Слова эти, казалось, поразили дядю настоящим ужасом.
- Да ты б объяснил ему, Евграф Ларионыч, ты б рассказал, - проговорил
наконец дядя, смотря на старика с тоской и упреком.
- Говорил-с, говорил-с.
- Ну?
- Долго не изволили мне отвечать-с. За математической задачей какой-то
сидели, определяли что-то; видно, головоломная задача была. Пифагоровы штаны
при мне начертили - сам видел.

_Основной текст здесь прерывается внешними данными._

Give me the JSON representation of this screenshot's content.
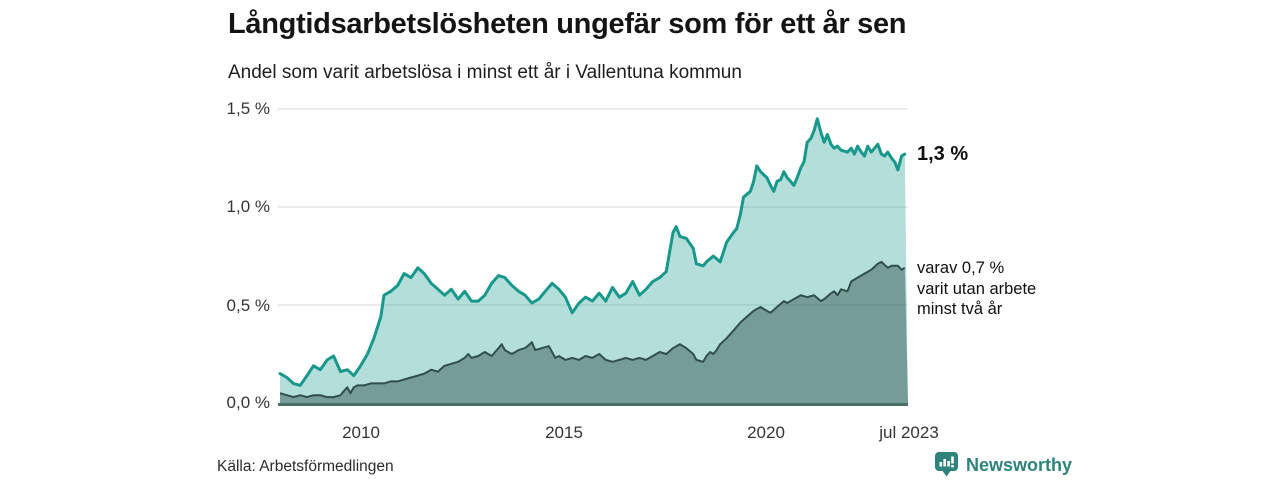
{
  "header": {
    "title": "Långtidsarbetslösheten ungefär som för ett år sen",
    "subtitle": "Andel som varit arbetslösa i minst ett år i Vallentuna kommun"
  },
  "annotations": {
    "latest_value": "1,3 %",
    "secondary_line1": "varav 0,7 %",
    "secondary_line2": "varit utan arbete",
    "secondary_line3": "minst två år"
  },
  "footer": {
    "source": "Källa: Arbetsförmedlingen",
    "brand": "Newsworthy"
  },
  "colors": {
    "series1_line": "#17988a",
    "series1_fill": "rgba(23,152,138,0.32)",
    "series2_line": "#2f4f4a",
    "series2_fill": "rgba(42,76,71,0.45)",
    "axis": "#4d6d68",
    "grid": "#d9d9d9",
    "brand_teal": "#2e837b"
  },
  "chart_data": {
    "type": "area",
    "title": "Långtidsarbetslösheten ungefär som för ett år sen",
    "subtitle": "Andel som varit arbetslösa i minst ett år i Vallentuna kommun",
    "unit": "%",
    "grid": "horizontal",
    "legend_position": "right-annotations",
    "x_domain": [
      2008.0,
      2023.58
    ],
    "ylim": [
      0,
      1.5
    ],
    "x_ticks": [
      {
        "value": 2010,
        "label": "2010"
      },
      {
        "value": 2015,
        "label": "2015"
      },
      {
        "value": 2020,
        "label": "2020"
      },
      {
        "value": 2023.5,
        "label": "jul 2023"
      }
    ],
    "y_ticks": [
      {
        "value": 0.0,
        "label": "0,0 %"
      },
      {
        "value": 0.5,
        "label": "0,5 %"
      },
      {
        "value": 1.0,
        "label": "1,0 %"
      },
      {
        "value": 1.5,
        "label": "1,5 %"
      }
    ],
    "series": [
      {
        "name": "Andel arbetslösa minst ett år",
        "end_label": "1,3 %",
        "end_value": 1.3,
        "color": "#17988a",
        "fill": "rgba(23,152,138,0.32)",
        "points": [
          [
            2008.0,
            0.15
          ],
          [
            2008.17,
            0.13
          ],
          [
            2008.33,
            0.1
          ],
          [
            2008.5,
            0.09
          ],
          [
            2008.67,
            0.14
          ],
          [
            2008.83,
            0.19
          ],
          [
            2009.0,
            0.17
          ],
          [
            2009.17,
            0.22
          ],
          [
            2009.33,
            0.24
          ],
          [
            2009.5,
            0.16
          ],
          [
            2009.67,
            0.17
          ],
          [
            2009.83,
            0.14
          ],
          [
            2010.0,
            0.19
          ],
          [
            2010.17,
            0.25
          ],
          [
            2010.33,
            0.33
          ],
          [
            2010.5,
            0.44
          ],
          [
            2010.58,
            0.55
          ],
          [
            2010.75,
            0.57
          ],
          [
            2010.92,
            0.6
          ],
          [
            2011.08,
            0.66
          ],
          [
            2011.25,
            0.64
          ],
          [
            2011.42,
            0.69
          ],
          [
            2011.58,
            0.66
          ],
          [
            2011.75,
            0.61
          ],
          [
            2011.92,
            0.58
          ],
          [
            2012.08,
            0.55
          ],
          [
            2012.25,
            0.58
          ],
          [
            2012.42,
            0.53
          ],
          [
            2012.58,
            0.57
          ],
          [
            2012.75,
            0.52
          ],
          [
            2012.92,
            0.52
          ],
          [
            2013.08,
            0.55
          ],
          [
            2013.25,
            0.61
          ],
          [
            2013.42,
            0.65
          ],
          [
            2013.58,
            0.64
          ],
          [
            2013.75,
            0.6
          ],
          [
            2013.92,
            0.57
          ],
          [
            2014.08,
            0.55
          ],
          [
            2014.25,
            0.51
          ],
          [
            2014.42,
            0.53
          ],
          [
            2014.58,
            0.57
          ],
          [
            2014.75,
            0.61
          ],
          [
            2014.92,
            0.58
          ],
          [
            2015.08,
            0.54
          ],
          [
            2015.25,
            0.46
          ],
          [
            2015.42,
            0.51
          ],
          [
            2015.58,
            0.54
          ],
          [
            2015.75,
            0.52
          ],
          [
            2015.92,
            0.56
          ],
          [
            2016.08,
            0.52
          ],
          [
            2016.25,
            0.59
          ],
          [
            2016.42,
            0.54
          ],
          [
            2016.58,
            0.56
          ],
          [
            2016.75,
            0.62
          ],
          [
            2016.92,
            0.55
          ],
          [
            2017.08,
            0.58
          ],
          [
            2017.25,
            0.62
          ],
          [
            2017.42,
            0.64
          ],
          [
            2017.58,
            0.67
          ],
          [
            2017.75,
            0.87
          ],
          [
            2017.83,
            0.9
          ],
          [
            2017.92,
            0.85
          ],
          [
            2018.08,
            0.84
          ],
          [
            2018.25,
            0.79
          ],
          [
            2018.33,
            0.71
          ],
          [
            2018.5,
            0.7
          ],
          [
            2018.58,
            0.72
          ],
          [
            2018.75,
            0.75
          ],
          [
            2018.92,
            0.72
          ],
          [
            2019.08,
            0.82
          ],
          [
            2019.25,
            0.87
          ],
          [
            2019.33,
            0.89
          ],
          [
            2019.42,
            0.96
          ],
          [
            2019.5,
            1.05
          ],
          [
            2019.67,
            1.08
          ],
          [
            2019.75,
            1.13
          ],
          [
            2019.83,
            1.21
          ],
          [
            2019.92,
            1.18
          ],
          [
            2020.08,
            1.15
          ],
          [
            2020.17,
            1.11
          ],
          [
            2020.25,
            1.08
          ],
          [
            2020.33,
            1.13
          ],
          [
            2020.42,
            1.14
          ],
          [
            2020.5,
            1.18
          ],
          [
            2020.58,
            1.15
          ],
          [
            2020.67,
            1.13
          ],
          [
            2020.75,
            1.11
          ],
          [
            2020.83,
            1.15
          ],
          [
            2020.92,
            1.2
          ],
          [
            2021.0,
            1.23
          ],
          [
            2021.08,
            1.33
          ],
          [
            2021.17,
            1.35
          ],
          [
            2021.25,
            1.39
          ],
          [
            2021.33,
            1.45
          ],
          [
            2021.42,
            1.38
          ],
          [
            2021.5,
            1.33
          ],
          [
            2021.58,
            1.37
          ],
          [
            2021.67,
            1.32
          ],
          [
            2021.75,
            1.3
          ],
          [
            2021.83,
            1.31
          ],
          [
            2021.92,
            1.29
          ],
          [
            2022.08,
            1.28
          ],
          [
            2022.17,
            1.3
          ],
          [
            2022.25,
            1.27
          ],
          [
            2022.33,
            1.31
          ],
          [
            2022.42,
            1.28
          ],
          [
            2022.5,
            1.26
          ],
          [
            2022.58,
            1.31
          ],
          [
            2022.67,
            1.28
          ],
          [
            2022.83,
            1.32
          ],
          [
            2022.92,
            1.27
          ],
          [
            2023.0,
            1.26
          ],
          [
            2023.08,
            1.28
          ],
          [
            2023.17,
            1.25
          ],
          [
            2023.25,
            1.23
          ],
          [
            2023.33,
            1.19
          ],
          [
            2023.42,
            1.26
          ],
          [
            2023.5,
            1.27
          ]
        ]
      },
      {
        "name": "Varav utan arbete minst två år",
        "end_label": "varav 0,7 % varit utan arbete minst två år",
        "end_value": 0.7,
        "color": "#2f4f4a",
        "fill": "rgba(42,76,71,0.45)",
        "points": [
          [
            2008.0,
            0.05
          ],
          [
            2008.17,
            0.04
          ],
          [
            2008.33,
            0.03
          ],
          [
            2008.5,
            0.04
          ],
          [
            2008.67,
            0.03
          ],
          [
            2008.83,
            0.04
          ],
          [
            2009.0,
            0.04
          ],
          [
            2009.17,
            0.03
          ],
          [
            2009.33,
            0.03
          ],
          [
            2009.5,
            0.04
          ],
          [
            2009.58,
            0.06
          ],
          [
            2009.67,
            0.08
          ],
          [
            2009.75,
            0.05
          ],
          [
            2009.83,
            0.08
          ],
          [
            2009.92,
            0.09
          ],
          [
            2010.08,
            0.09
          ],
          [
            2010.25,
            0.1
          ],
          [
            2010.42,
            0.1
          ],
          [
            2010.58,
            0.1
          ],
          [
            2010.75,
            0.11
          ],
          [
            2010.92,
            0.11
          ],
          [
            2011.08,
            0.12
          ],
          [
            2011.25,
            0.13
          ],
          [
            2011.42,
            0.14
          ],
          [
            2011.58,
            0.15
          ],
          [
            2011.75,
            0.17
          ],
          [
            2011.92,
            0.16
          ],
          [
            2012.08,
            0.19
          ],
          [
            2012.25,
            0.2
          ],
          [
            2012.42,
            0.21
          ],
          [
            2012.58,
            0.23
          ],
          [
            2012.67,
            0.25
          ],
          [
            2012.75,
            0.23
          ],
          [
            2012.92,
            0.24
          ],
          [
            2013.08,
            0.26
          ],
          [
            2013.25,
            0.24
          ],
          [
            2013.42,
            0.28
          ],
          [
            2013.5,
            0.3
          ],
          [
            2013.58,
            0.27
          ],
          [
            2013.75,
            0.25
          ],
          [
            2013.92,
            0.27
          ],
          [
            2014.08,
            0.28
          ],
          [
            2014.25,
            0.31
          ],
          [
            2014.33,
            0.27
          ],
          [
            2014.5,
            0.28
          ],
          [
            2014.67,
            0.29
          ],
          [
            2014.83,
            0.23
          ],
          [
            2014.92,
            0.24
          ],
          [
            2015.08,
            0.22
          ],
          [
            2015.25,
            0.23
          ],
          [
            2015.42,
            0.22
          ],
          [
            2015.58,
            0.24
          ],
          [
            2015.75,
            0.23
          ],
          [
            2015.92,
            0.25
          ],
          [
            2016.08,
            0.22
          ],
          [
            2016.25,
            0.21
          ],
          [
            2016.42,
            0.22
          ],
          [
            2016.58,
            0.23
          ],
          [
            2016.75,
            0.22
          ],
          [
            2016.92,
            0.23
          ],
          [
            2017.08,
            0.22
          ],
          [
            2017.25,
            0.24
          ],
          [
            2017.42,
            0.26
          ],
          [
            2017.58,
            0.25
          ],
          [
            2017.75,
            0.28
          ],
          [
            2017.92,
            0.3
          ],
          [
            2018.08,
            0.28
          ],
          [
            2018.25,
            0.25
          ],
          [
            2018.33,
            0.22
          ],
          [
            2018.5,
            0.21
          ],
          [
            2018.58,
            0.24
          ],
          [
            2018.67,
            0.26
          ],
          [
            2018.75,
            0.25
          ],
          [
            2018.83,
            0.27
          ],
          [
            2018.92,
            0.3
          ],
          [
            2019.08,
            0.33
          ],
          [
            2019.25,
            0.37
          ],
          [
            2019.42,
            0.41
          ],
          [
            2019.58,
            0.44
          ],
          [
            2019.75,
            0.47
          ],
          [
            2019.92,
            0.49
          ],
          [
            2020.08,
            0.47
          ],
          [
            2020.17,
            0.46
          ],
          [
            2020.33,
            0.49
          ],
          [
            2020.5,
            0.52
          ],
          [
            2020.58,
            0.51
          ],
          [
            2020.75,
            0.53
          ],
          [
            2020.92,
            0.55
          ],
          [
            2021.08,
            0.54
          ],
          [
            2021.25,
            0.55
          ],
          [
            2021.42,
            0.52
          ],
          [
            2021.5,
            0.53
          ],
          [
            2021.67,
            0.56
          ],
          [
            2021.75,
            0.57
          ],
          [
            2021.83,
            0.55
          ],
          [
            2021.92,
            0.58
          ],
          [
            2022.08,
            0.57
          ],
          [
            2022.17,
            0.62
          ],
          [
            2022.33,
            0.64
          ],
          [
            2022.5,
            0.66
          ],
          [
            2022.67,
            0.68
          ],
          [
            2022.83,
            0.71
          ],
          [
            2022.92,
            0.72
          ],
          [
            2023.08,
            0.69
          ],
          [
            2023.17,
            0.7
          ],
          [
            2023.33,
            0.7
          ],
          [
            2023.42,
            0.68
          ],
          [
            2023.5,
            0.69
          ]
        ]
      }
    ]
  }
}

Три раза повторял; уж на четвертый только
подняли головку и как будто впервые меня увидали. " Не пойду, говорят, там
теперь ученый приехал, так уж где нам быть подле такого светила". Так и
изволили выразиться, что подле светила.
И старикашка искоса, с насмешкою, взглянул на меня.
- Ну, так я и ждал! - вскричал дядя, всплеснув руками, - так я и думал!
Ведь это он про тебя, Сергей, говорит, что "ученый". Ну, что теперь делать?
- Признаюсь, дядюшка, - отвечал я с достоинством пожимая плечами, -
по-моему, это такой смешной отказ, что не стоит обращать и внимания, и я,
право, удивляюсь вашему смущению.
- Ох, братец, не знаешь ты ничего! - вскрикнул он, энергически махнув
рукой.
- Да уж теперь нечего горевать-с, - ввязалась вдруг девица
Перепелицына, - коли все причины злые от вас самих спервоначалу произошли-с,
Егор Ильич-с. Снявши голову, по волосам не плачут-с. Послушали бы
маменьку-с, так теперь бы и не плакали-с.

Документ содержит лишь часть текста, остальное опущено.